You Have Not Yet Been Defeated spans ten years, both of Alaa’s writing, and of the collapse of the 2011 revolution into a barely-functional authoritarian regime reliant on systematic illegal torture and repression to maintain its power. As such, it seems at times to track the slow disintegration of its author’s initial optimism. The opening piece, “Who Will Write the Constitution?” is full of practical fervour, a sense of real opportunity. By 2021, Alaa not only speaks of himself, and of the aspirations of the Revolution, as “defeated,” but for the first time shifts his own commitments: he asks poignantly “that we sacrifice our dreams so that our children may still have dreams of their own.” He’s speaking here of his own son, Khaled, whose birth he missed while imprisoned. Yet “our children” are also the generations to come, across the world, to and for whom we are responsible. A 2019 piece discusses climate change, arguing that the real crisis lies in “our failure to imagine alternatives for how we organize politics and the economy;” in 2020, the pandemic prompts Alaa to demand that “what comes next must not be like what went before.”

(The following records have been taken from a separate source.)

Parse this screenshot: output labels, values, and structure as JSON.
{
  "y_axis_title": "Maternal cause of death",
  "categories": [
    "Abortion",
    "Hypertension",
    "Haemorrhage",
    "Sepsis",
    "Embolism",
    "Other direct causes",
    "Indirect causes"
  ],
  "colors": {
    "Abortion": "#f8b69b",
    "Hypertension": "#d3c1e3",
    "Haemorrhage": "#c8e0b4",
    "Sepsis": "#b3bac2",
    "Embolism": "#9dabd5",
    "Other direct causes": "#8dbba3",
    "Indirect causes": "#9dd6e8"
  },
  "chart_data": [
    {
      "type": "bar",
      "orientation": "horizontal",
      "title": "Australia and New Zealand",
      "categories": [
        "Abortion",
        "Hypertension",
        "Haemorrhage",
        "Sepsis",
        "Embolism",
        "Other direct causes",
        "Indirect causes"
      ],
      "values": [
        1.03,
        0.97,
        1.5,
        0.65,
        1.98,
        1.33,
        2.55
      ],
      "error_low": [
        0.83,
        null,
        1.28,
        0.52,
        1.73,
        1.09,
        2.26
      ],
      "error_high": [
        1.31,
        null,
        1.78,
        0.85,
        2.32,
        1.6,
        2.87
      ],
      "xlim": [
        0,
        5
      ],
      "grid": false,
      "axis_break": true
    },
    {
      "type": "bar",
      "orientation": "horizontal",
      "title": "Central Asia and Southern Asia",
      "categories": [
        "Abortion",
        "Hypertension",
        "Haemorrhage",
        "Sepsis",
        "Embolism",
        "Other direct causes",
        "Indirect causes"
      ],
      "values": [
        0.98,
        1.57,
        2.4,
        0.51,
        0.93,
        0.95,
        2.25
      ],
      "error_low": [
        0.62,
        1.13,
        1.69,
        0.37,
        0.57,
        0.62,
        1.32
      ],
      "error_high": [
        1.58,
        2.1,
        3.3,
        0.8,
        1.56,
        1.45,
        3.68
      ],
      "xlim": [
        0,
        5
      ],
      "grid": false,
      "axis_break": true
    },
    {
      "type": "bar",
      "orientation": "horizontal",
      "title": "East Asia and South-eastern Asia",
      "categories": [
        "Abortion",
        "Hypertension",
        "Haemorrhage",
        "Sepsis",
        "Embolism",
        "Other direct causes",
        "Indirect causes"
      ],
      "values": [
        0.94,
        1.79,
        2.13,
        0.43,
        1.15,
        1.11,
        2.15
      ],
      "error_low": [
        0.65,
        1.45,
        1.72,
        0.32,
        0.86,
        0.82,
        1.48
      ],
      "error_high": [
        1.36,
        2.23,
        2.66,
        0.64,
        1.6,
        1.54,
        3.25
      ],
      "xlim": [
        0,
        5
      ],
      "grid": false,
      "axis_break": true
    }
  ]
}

Alaa was sentenced to five years’ imprisonment in December 2021, so recently that the book makes no mention of it. He was in prison during the Russian invasion of Ukraine; perhaps an essay on this latest senseless act of tyranny, searching, angry, and inspiring, will find its way out of his cell. Perhaps it won’t. He remains there today, and won’t see the publication of his work in English next month. But we, the addressees of the title, will. So what are we going to do about it?
By Alaa Abd El-Fattah
Translated from the Arabic by a collective
Fitzcarraldo Editions, 448 pages
Ben Philipps is a graduate student at the University of Oxford. He writes primarily on modern and contemporary literature, art, and philosophy. Some areas of special interest are pragmatism, Theodor Adorno, and ice cream.